= List of ornaments =

Ornaments are a decorative embellishment to music, either to a melody or to an accompaniment part such as a bassline or chord. Sometimes different symbols represent the same ornament, or vice versa. Different ornament names can refer to an ornament from a specific area or time period. Understanding these ornaments is important for historically informed performance and understanding the subtleties of different types of music. This list is intended to give basic information on ornaments, with description and illustrations where possible. Ornaments are used in Western classical music, Western popular music e.g., (rock music and pop music) and traditional music (e.g., folk music and blues) and in other world music and classical music from the eastern and Southern Hemisphere continents.

==A==
- Accent can refer to any stressed or emphasized note, such as sforzando.
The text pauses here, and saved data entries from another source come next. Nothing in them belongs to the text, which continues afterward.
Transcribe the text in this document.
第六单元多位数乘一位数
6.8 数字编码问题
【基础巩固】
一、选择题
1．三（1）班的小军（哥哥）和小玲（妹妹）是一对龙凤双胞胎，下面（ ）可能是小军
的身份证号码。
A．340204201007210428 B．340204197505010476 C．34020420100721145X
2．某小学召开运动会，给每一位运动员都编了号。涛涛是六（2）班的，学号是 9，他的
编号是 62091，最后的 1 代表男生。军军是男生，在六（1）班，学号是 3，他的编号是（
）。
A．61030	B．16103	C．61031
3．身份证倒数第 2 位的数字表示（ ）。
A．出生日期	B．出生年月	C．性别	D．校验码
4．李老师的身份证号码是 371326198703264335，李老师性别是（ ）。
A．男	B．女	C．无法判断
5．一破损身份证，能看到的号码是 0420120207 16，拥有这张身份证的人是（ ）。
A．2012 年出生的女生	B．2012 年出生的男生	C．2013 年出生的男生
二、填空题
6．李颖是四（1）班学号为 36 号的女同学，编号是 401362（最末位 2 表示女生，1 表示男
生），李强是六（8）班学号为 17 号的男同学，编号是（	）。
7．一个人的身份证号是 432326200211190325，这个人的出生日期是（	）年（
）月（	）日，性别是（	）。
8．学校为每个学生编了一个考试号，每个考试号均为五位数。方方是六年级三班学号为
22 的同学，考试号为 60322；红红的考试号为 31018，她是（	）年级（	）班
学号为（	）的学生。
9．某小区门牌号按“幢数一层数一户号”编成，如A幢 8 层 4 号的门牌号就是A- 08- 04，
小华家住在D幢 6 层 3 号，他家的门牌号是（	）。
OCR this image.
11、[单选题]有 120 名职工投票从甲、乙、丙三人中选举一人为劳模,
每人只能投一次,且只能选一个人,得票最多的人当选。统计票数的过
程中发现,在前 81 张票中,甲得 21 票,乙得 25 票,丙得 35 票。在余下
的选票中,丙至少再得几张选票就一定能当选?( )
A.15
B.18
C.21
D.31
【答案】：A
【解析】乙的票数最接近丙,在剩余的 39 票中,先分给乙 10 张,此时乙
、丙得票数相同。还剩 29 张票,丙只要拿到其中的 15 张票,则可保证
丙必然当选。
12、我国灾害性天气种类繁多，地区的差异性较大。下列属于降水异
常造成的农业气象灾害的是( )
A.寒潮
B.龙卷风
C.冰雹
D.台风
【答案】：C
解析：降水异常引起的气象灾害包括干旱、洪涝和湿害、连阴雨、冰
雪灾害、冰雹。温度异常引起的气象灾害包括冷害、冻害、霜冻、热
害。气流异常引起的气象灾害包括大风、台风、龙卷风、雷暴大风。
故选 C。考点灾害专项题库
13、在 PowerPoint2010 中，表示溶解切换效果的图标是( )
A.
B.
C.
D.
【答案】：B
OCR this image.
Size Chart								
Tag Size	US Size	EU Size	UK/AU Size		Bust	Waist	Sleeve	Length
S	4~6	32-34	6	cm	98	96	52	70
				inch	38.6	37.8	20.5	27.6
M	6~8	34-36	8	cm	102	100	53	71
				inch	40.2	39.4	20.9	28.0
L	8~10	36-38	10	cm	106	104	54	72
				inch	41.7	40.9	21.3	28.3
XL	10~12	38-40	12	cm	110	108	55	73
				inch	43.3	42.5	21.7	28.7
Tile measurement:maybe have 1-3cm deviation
It was used to indicate an ornament until the 18th century. In German Baroque music it occurs in J. S. Bach's ornament tables as a stressed appoggiatura, indicated by a half circle or "C" in front of a note. This ornament was continued in French Baroque ornament tables.
- Accent und Trillo, German, used mainly by J.S. Bach, a trill prepared by an accented note. Generally indicated by a trill sign (jagged line) with a descending line at the beginning.
- Accento (pl. accenti) Italian, a popular vocal ornament, used in the late Renaissance and early Baroque; Lodovico Zacconi and Giovanni Battista Bovicelli, Giulio Caccini was a big proponent of its use. Consists of a dotted figure used to fill in or expand an interval or connect two longer notes. Generally improvised or written out literally.
- Appoggiatura in Italian, in French appoggiature and German Vorschlag. Leaping up or down in pitch to an accented dissonant note, followed by a consonant resolution, generally by step downward. Very common in recitative, particularly in Baroque and Classical music. May be notated or improvised. Often used to express a "yearning" emotion.
- Accentuirte Brechung German, a broken chord with an added passing tone. Used by Bach, described by Marpurg and Kirnberger, similar to the French coulé. Sometimes indicated by a slash between two noteheads.
- Acciaccatura In Italian; French - pincé étouffé; German - Zusammenschlag.
- Andolan is an ornament in Hindustani music that consists of a gentle oscillation of pitch around a musical note
- Arpeggio is a chord that is played or sung one note after the other, rather than all of the notes at the same time.

==B==
- Bebung is a type of vibrato used on the clavichord, a Baroque music era keyboard instrument.

==C==

- Cambiata
- Changing tone
- Cran

==E==
- Echappée

==F==
- Fall: Generally a Jazz ornament meaning to play a note as written, then descend in pitch without emphasizing specific notes (approximating a downward glissando with no ending pitch).
- Finger vibrato

==G==

- Gamak: Means "ornamented note", from Sanskrit. Gamaks involve the variation of pitch of a note, using heavy forceful oscillations between adjacent and distant notes.
- Glissando: A glide from one pitch to another.
- Gruppetto: A trill or turn.
- Grace note: Music notation used to denote several kinds of musical ornaments, usually an appoggiatura or an acciaccatura, depending on interpretation.

==L==

- Legato

==M==

- Meend: A glide from one note to another in Hindustani music.
- Mordent: Ornament indicating that the note is to be played with a single rapid alternation with the note above or below.

==N==

- Neighbor group

==P==

- Portamento
- Pralltriller
- Pull-off

==R==
- Ribattuta di gola: Trill on a long-short dotted rhythm accelerating to end on either a tremolo or a regular trill.
- Roll
- Rubato: To 'rob' part of the duration from one note and give it to another.

==S==
- Slide

==T==
- Timbre
- Tremolo
- Trill German – Triller, Italian – trillo, Spanish – trino, a rapid alternation in pitch, generally from a main pitch and one a step or half-step above or below it. There can be differently-named variations within this general type.
- Turn

==V==
- Vibrato Italian, a fluctuation in pitch, volume, or both, generally applied to vocal music. Later used for left-hand technique on bowed strings, and with breath vibrato on wind instruments. It is either used constantly or used as an ornament, depending on repertoire. When used as an ornament, it is generally improvised, although some 17th-century English and French sources indicate a dot over a note should be used. Giuseppe Tartini discussed it as one of the four Graces. There are many terms which can be understood to refer to what is now called vibrato. It is believed that vibrato has been used in European music since medieval times, and went through several cycles of popularity.

==W==

- Warble. A distinctive ornament of some Native American flutes, particularly traditional flutes, that is created by steady breath pressure on the fundamental note of the instrument. A phase shift occurs between different harmonics of the note, an effect that can be observed on a spectrograph of the sound of a warbling flute.